Sept. 11 attacks extend wedding shopping season

By Shauna Scott Rhone
The Cincinnati Enquirer

        The Enquirer in February spotlighted the nationally known “Bridal Row” in Reading, where brides come to shop for and plan their nuptials. Jim Stewart, Reading's Chamber of Commerce president, was delighted with the pre-spring traffic.

        “If you look around on Benson, especially at this time of year,” he said in February, “the street is swarming with mothers and daughters, and it makes the area a really special place.”

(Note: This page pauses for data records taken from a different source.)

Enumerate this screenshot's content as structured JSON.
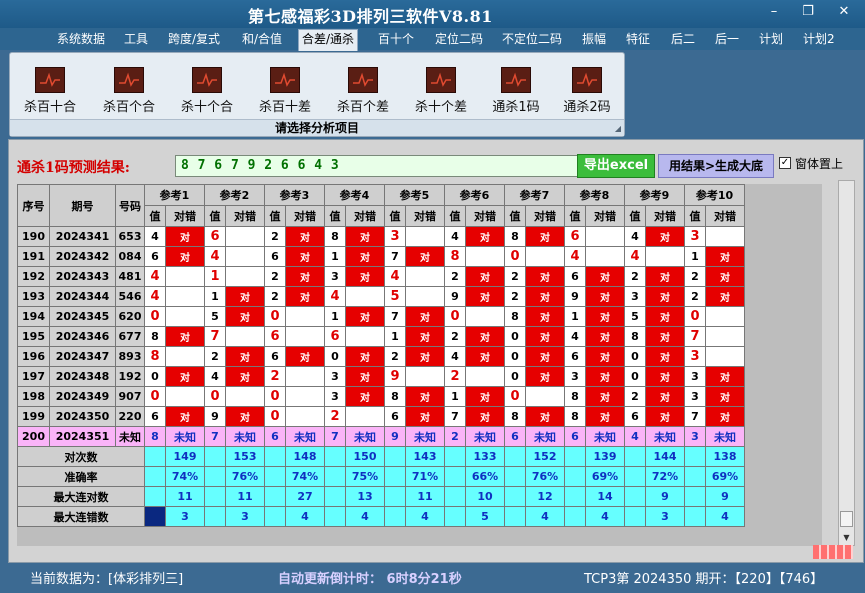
{
  "app": {
    "title": "第七感福彩3D排列三软件V8.81",
    "window_controls": [
      "minimize",
      "maximize",
      "close"
    ]
  },
  "menu": [
    "系统数据",
    "工具",
    "跨度/复式",
    "和/合值",
    "合差/通杀",
    "百十个",
    "定位二码",
    "不定位二码",
    "振幅",
    "特征",
    "后二",
    "后一",
    "计划",
    "计划2"
  ],
  "menu_active": "合差/通杀",
  "ribbon": {
    "buttons": [
      "杀百十合",
      "杀百个合",
      "杀十个合",
      "杀百十差",
      "杀百个差",
      "杀十个差",
      "通杀1码",
      "通杀2码"
    ],
    "caption": "请选择分析项目"
  },
  "prediction": {
    "label": "通杀1码预测结果:",
    "value": "8 7 6 7 9 2 6 6 4 3",
    "export_button": "导出excel",
    "generate_button": "用结果>生成大底",
    "topmost_label": "窗体置上",
    "topmost_checked": true
  },
  "table": {
    "col_seq": "序号",
    "col_period": "期号",
    "col_number": "号码",
    "ref_headers": [
      "参考1",
      "参考2",
      "参考3",
      "参考4",
      "参考5",
      "参考6",
      "参考7",
      "参考8",
      "参考9",
      "参考10"
    ],
    "sub_value": "值",
    "sub_result": "对错",
    "ok_text": "对",
    "rows": [
      {
        "seq": "190",
        "period": "2024341",
        "number": "653",
        "vals": [
          "4",
          "6",
          "2",
          "8",
          "3",
          "4",
          "8",
          "6",
          "4",
          "3"
        ],
        "reds": [
          0,
          1,
          0,
          0,
          1,
          0,
          0,
          1,
          0,
          1
        ],
        "oks": [
          1,
          0,
          1,
          1,
          0,
          1,
          1,
          0,
          1,
          0
        ]
      },
      {
        "seq": "191",
        "period": "2024342",
        "number": "084",
        "vals": [
          "6",
          "4",
          "6",
          "1",
          "7",
          "8",
          "0",
          "4",
          "4",
          "1"
        ],
        "reds": [
          0,
          1,
          0,
          0,
          0,
          1,
          1,
          1,
          1,
          0
        ],
        "oks": [
          1,
          0,
          1,
          1,
          1,
          0,
          0,
          0,
          0,
          1
        ]
      },
      {
        "seq": "192",
        "period": "2024343",
        "number": "481",
        "vals": [
          "4",
          "1",
          "2",
          "3",
          "4",
          "2",
          "2",
          "6",
          "2",
          "2"
        ],
        "reds": [
          1,
          1,
          0,
          0,
          1,
          0,
          0,
          0,
          0,
          0
        ],
        "oks": [
          0,
          0,
          1,
          1,
          0,
          1,
          1,
          1,
          1,
          1
        ]
      },
      {
        "seq": "193",
        "period": "2024344",
        "number": "546",
        "vals": [
          "4",
          "1",
          "2",
          "4",
          "5",
          "9",
          "2",
          "9",
          "3",
          "2"
        ],
        "reds": [
          1,
          0,
          0,
          1,
          1,
          0,
          0,
          0,
          0,
          0
        ],
        "oks": [
          0,
          1,
          1,
          0,
          0,
          1,
          1,
          1,
          1,
          1
        ]
      },
      {
        "seq": "194",
        "period": "2024345",
        "number": "620",
        "vals": [
          "0",
          "5",
          "0",
          "1",
          "7",
          "0",
          "8",
          "1",
          "5",
          "0"
        ],
        "reds": [
          1,
          0,
          1,
          0,
          0,
          1,
          0,
          0,
          0,
          1
        ],
        "oks": [
          0,
          1,
          0,
          1,
          1,
          0,
          1,
          1,
          1,
          0
        ]
      },
      {
        "seq": "195",
        "period": "2024346",
        "number": "677",
        "vals": [
          "8",
          "7",
          "6",
          "6",
          "1",
          "2",
          "0",
          "4",
          "8",
          "7"
        ],
        "reds": [
          0,
          1,
          1,
          1,
          0,
          0,
          0,
          0,
          0,
          1
        ],
        "oks": [
          1,
          0,
          0,
          0,
          1,
          1,
          1,
          1,
          1,
          0
        ]
      },
      {
        "seq": "196",
        "period": "2024347",
        "number": "893",
        "vals": [
          "8",
          "2",
          "6",
          "0",
          "2",
          "4",
          "0",
          "6",
          "0",
          "3"
        ],
        "reds": [
          1,
          0,
          0,
          0,
          0,
          0,
          0,
          0,
          0,
          1
        ],
        "oks": [
          0,
          1,
          1,
          1,
          1,
          1,
          1,
          1,
          1,
          0
        ]
      },
      {
        "seq": "197",
        "period": "2024348",
        "number": "192",
        "vals": [
          "0",
          "4",
          "2",
          "3",
          "9",
          "2",
          "0",
          "3",
          "0",
          "3"
        ],
        "reds": [
          0,
          0,
          1,
          0,
          1,
          1,
          0,
          0,
          0,
          0
        ],
        "oks": [
          1,
          1,
          0,
          1,
          0,
          0,
          1,
          1,
          1,
          1
        ]
      },
      {
        "seq": "198",
        "period": "2024349",
        "number": "907",
        "vals": [
          "0",
          "0",
          "0",
          "3",
          "8",
          "1",
          "0",
          "8",
          "2",
          "3"
        ],
        "reds": [
          1,
          1,
          1,
          0,
          0,
          0,
          1,
          0,
          0,
          0
        ],
        "oks": [
          0,
          0,
          0,
          1,
          1,
          1,
          0,
          1,
          1,
          1
        ]
      },
      {
        "seq": "199",
        "period": "2024350",
        "number": "220",
        "vals": [
          "6",
          "9",
          "0",
          "2",
          "6",
          "7",
          "8",
          "8",
          "6",
          "7"
        ],
        "reds": [
          0,
          0,
          1,
          1,
          0,
          0,
          0,
          0,
          0,
          0
        ],
        "oks": [
          1,
          1,
          0,
          0,
          1,
          1,
          1,
          1,
          1,
          1
        ]
      }
    ],
    "predict_row": {
      "seq": "200",
      "period": "2024351",
      "number": "未知",
      "vals": [
        "8",
        "7",
        "6",
        "7",
        "9",
        "2",
        "6",
        "6",
        "4",
        "3"
      ],
      "result": "未知"
    },
    "stats": [
      {
        "label": "对次数",
        "values": [
          "149",
          "153",
          "148",
          "150",
          "143",
          "133",
          "152",
          "139",
          "144",
          "138"
        ]
      },
      {
        "label": "准确率",
        "values": [
          "74%",
          "76%",
          "74%",
          "75%",
          "71%",
          "66%",
          "76%",
          "69%",
          "72%",
          "69%"
        ]
      },
      {
        "label": "最大连对数",
        "values": [
          "11",
          "11",
          "27",
          "13",
          "11",
          "10",
          "12",
          "14",
          "9",
          "9"
        ]
      },
      {
        "label": "最大连错数",
        "values": [
          "3",
          "3",
          "4",
          "4",
          "4",
          "5",
          "4",
          "4",
          "3",
          "4"
        ]
      }
    ]
  },
  "status": {
    "current_data": "当前数据为：[体彩排列三]",
    "countdown": "自动更新倒计时： 6时8分21秒",
    "draw_info": "TCP3第 2024350 期开：【220】【746】"
  },
  "colors": {
    "ok_red": "#e60000",
    "stat_cyan": "#66ffff",
    "predict_pink": "#fab4f8",
    "pred_label_red": "#d40000",
    "pred_value_green": "#007000",
    "export_green": "#3bbd3b"
  }
}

        The events of Sept. 11 changed many places, including Reading's Benson Street. Recent wire stories indicate that not only is patriotism “in” now, but so is getting hitched. Engagement ring sales are up, and the online wedding site has reported a rise in bridal registries. Couples who had wedding dates set as late as 2004 are now moving them to next year.

        Reading merchants, too, are noticing an atypical surge to the altar during what's normally a quiet season.

        Patricia Lang, owner of Patricia's Weddings and Custom Cakes Unlimited, reports more business this year than last fall. It's not as crazy as the spring wedding season, but “I can say there has been an increase,” she says. A typical weekend will see eight to 10 wedding cakes escorted from Patricia's store.

        Another store experiencing the bridal bump is Paris Hats and Veils. Debra Moreland, founder of the internationally known millinery, is seeing the effects across the country as well as in Greater Cincinnati.

        “We're seeing a lot more lookers,” Ms. Moreland says. “Right now is typically our slow time, but the tidal wave of customers is going to come here later, after the dress is picked out. Our sales numbers are not recorded yet, but we know there are a lot of people looking,” including a big increase in post-Sept. 11 rush orders for veils for Christmas and early spring weddings.

        “I think the tragedy may have pushed people into feelings of commitment and introspection,” says Ms. Moreland, “finding out what's important and keeping that someone special in their life.”

        “Regardless of what happens in the world, girls are going to get married,” says Linda Stallings, founder of Aunt Linda's Weddings and Events in Madeira and wedding consultant for

        “I think the rush to be married may be based on the fear they may not get to be with that person,” Ms. Stallings says. “They still need to have the ceremony because family is starting to mean more to them. I've seen a big jump in the number of engagements, too. Five of my (employees) are engaged,” she says.